The the American electronic duo LMFAO has had a significant impact on the shuffle dance subculture with their hit single “Party Rock Anthem”. On January 25th, 2011, the “Party Rock Anthem” was released for LMFAO’s second studio album Sorry for Party Rocking. In January of 2011, a contest was held on the Party Rock People website to find dancers to shuffle in the official music video. On March 8th, 2011, the video was released on YouTube (shown below) and accumulated over 434 million views within 14 months. On March 14th, 2012, the website Shufflin.net was launched, which included forums for shuffling videos, dance music, instructions and clothing.
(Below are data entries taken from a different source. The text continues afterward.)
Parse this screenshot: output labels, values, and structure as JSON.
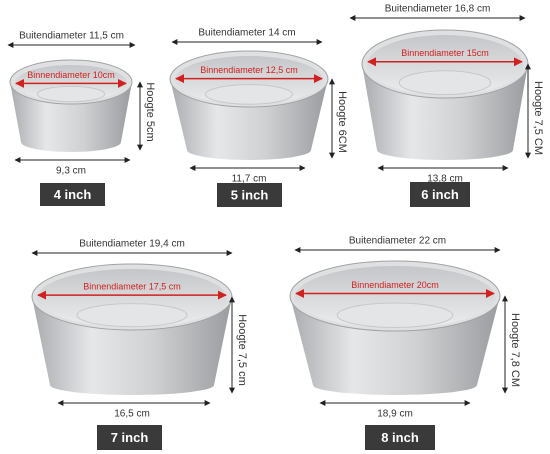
{
  "pans": [
    {
      "outer": "Buitendiameter 11,5 cm",
      "inner": "Binnendiameter 10cm",
      "height": "Hoogte 5cm",
      "bottom": "9,3 cm",
      "size": "4 inch"
    },
    {
      "outer": "Buitendiameter 14 cm",
      "inner": "Binnendiameter 12,5 cm",
      "height": "Hoogte 6CM",
      "bottom": "11,7 cm",
      "size": "5 inch"
    },
    {
      "outer": "Buitendiameter 16,8 cm",
      "inner": "Binnendiameter 15cm",
      "height": "Hoogte 7,5 CM",
      "bottom": "13,8 cm",
      "size": "6 inch"
    },
    {
      "outer": "Buitendiameter 19,4 cm",
      "inner": "Binnendiameter 17,5 cm",
      "height": "Hoogte 7,5 cm",
      "bottom": "16,5 cm",
      "size": "7 inch"
    },
    {
      "outer": "Buitendiameter 22 cm",
      "inner": "Binnendiameter 20cm",
      "height": "Hoogte 7,8 CM",
      "bottom": "18,9 cm",
      "size": "8 inch"
    }
  ]
}
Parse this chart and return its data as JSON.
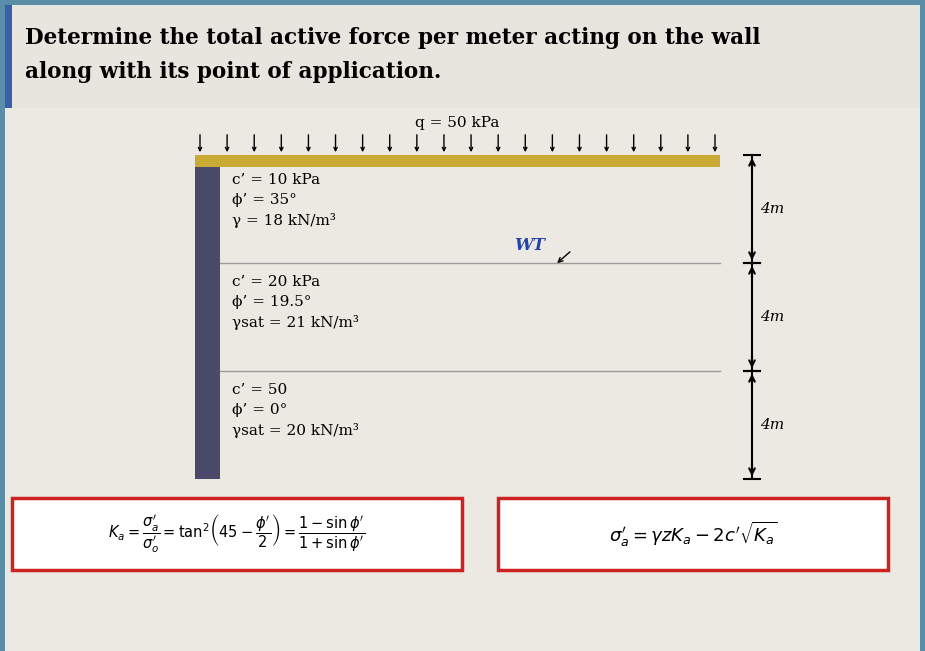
{
  "title_line1": "Determine the total active force per meter acting on the wall",
  "title_line2": "along with its point of application.",
  "bg_color": "#5a8da8",
  "content_bg": "#ece9e3",
  "title_bg": "#e8e5df",
  "wall_color": "#4a4a68",
  "surcharge_label": "q = 50 kPa",
  "layer1_c": "c’ = 10 kPa",
  "layer1_phi": "ϕ’ = 35°",
  "layer1_gamma": "γ = 18 kN/m³",
  "layer1_depth": "4m",
  "layer2_c": "c’ = 20 kPa",
  "layer2_phi": "ϕ’ = 19.5°",
  "layer2_gamma": "γsat = 21 kN/m³",
  "layer2_depth": "4m",
  "layer2_wt": "WT",
  "layer3_c": "c’ = 50",
  "layer3_phi": "ϕ’ = 0°",
  "layer3_gamma": "γsat = 20 kN/m³",
  "layer3_depth": "4m",
  "formula_box_color": "#cc2222",
  "gold_color": "#c9aa35",
  "divider_color": "#999999",
  "blue_bar_color": "#3a5faa",
  "wt_color": "#2244aa"
}
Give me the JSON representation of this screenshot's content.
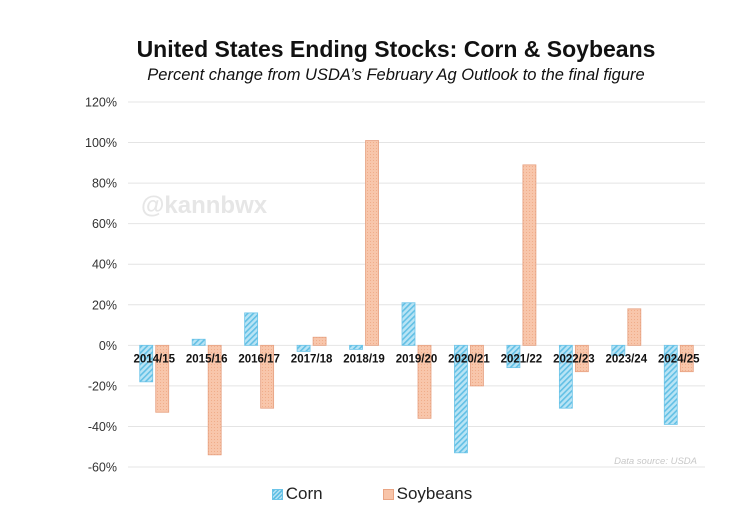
{
  "chart_data": {
    "type": "bar",
    "title": "United States Ending Stocks: Corn & Soybeans",
    "subtitle": "Percent change from USDA’s February Ag Outlook to the final figure",
    "xlabel": "",
    "ylabel": "",
    "ylim": [
      -60,
      120
    ],
    "yticks": [
      120,
      100,
      80,
      60,
      40,
      20,
      0,
      -20,
      -40,
      -60
    ],
    "ytick_labels": [
      "120%",
      "100%",
      "80%",
      "60%",
      "40%",
      "20%",
      "0%",
      "-20%",
      "-40%",
      "-60%"
    ],
    "grid": true,
    "categories": [
      "2014/15",
      "2015/16",
      "2016/17",
      "2017/18",
      "2018/19",
      "2019/20",
      "2020/21",
      "2021/22",
      "2022/23",
      "2023/24",
      "2024/25"
    ],
    "series": [
      {
        "name": "Corn",
        "color": "#a8dcf0",
        "values": [
          -18,
          3,
          16,
          -3,
          -2,
          21,
          -53,
          -11,
          -31,
          -5,
          -39
        ]
      },
      {
        "name": "Soybeans",
        "color": "#f8c4a8",
        "values": [
          -33,
          -54,
          -31,
          4,
          101,
          -36,
          -20,
          89,
          -13,
          18,
          -13
        ]
      }
    ],
    "legend": "bottom",
    "watermark": "@kannbwx",
    "source_note": "Data source: USDA"
  }
}
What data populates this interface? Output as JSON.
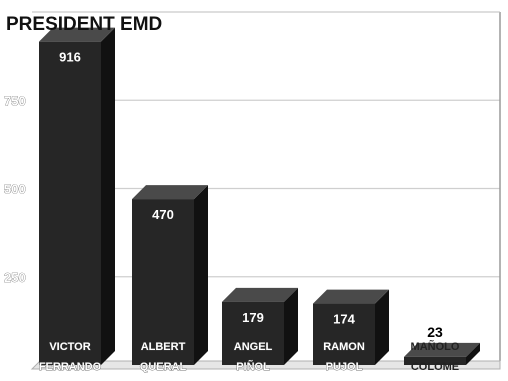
{
  "chart_data": {
    "type": "bar",
    "title": "PRESIDENT EMD",
    "categories": [
      [
        "VICTOR",
        "FERRANDO"
      ],
      [
        "ALBERT",
        "QUERAL"
      ],
      [
        "ANGEL",
        "PIÑOL"
      ],
      [
        "RAMON",
        "PUJOL"
      ],
      [
        "MAÑOLO",
        "COLOME"
      ]
    ],
    "values": [
      916,
      470,
      179,
      174,
      23
    ],
    "value_labels": [
      "916",
      "470",
      "179",
      "174",
      "23"
    ],
    "yticks": [
      250,
      500,
      750
    ],
    "ytick_labels": [
      "250",
      "500",
      "750"
    ],
    "ylim": [
      0,
      1000
    ],
    "grid": true,
    "legend": "none",
    "colors": {
      "bar_front": "#262626",
      "bar_side": "#111111",
      "bar_top": "#4a4a4a",
      "grid": "#cfcfcf",
      "plot_bg": "#ffffff"
    }
  }
}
On March 5th, 2006, the first Urban Dictionary definition for “Melbourne shuffle” was submitted by user ChemicalJames, which defined the dance as an “organized freedom of movement.” On November 8th, 2006, a discussion thread titled “The Melbourne Shuffle – Your Opinion” was started on the drug enthusiast Blue Light Forums. On October 25th, 2009, a movie titled “Melbroune Shuffle Stick” was uploaded to the flash site Newgrounds, which featured a stick figure performing the shuffle. On June 21st, 2010, the dance blog How to Dance to Technopublished a post titled “Caution: Melbourne Shuffling”, which included YouTube videos of shuffling fails (shown below).
Many YouTubers have uploaded footage of themselves performing the shuffle, as well as notable dance footage of shuffle dancers. As of May 15th, 2012, YouTuber jack40k has received over 37 million views on seven Melbourne shuffle compilation videos, the “Melbourne Shuffle” YouTube channel accumulated over five million views on 27 videos and there are 62,600 YouTube search results for the keywords “melbourne shuffle.”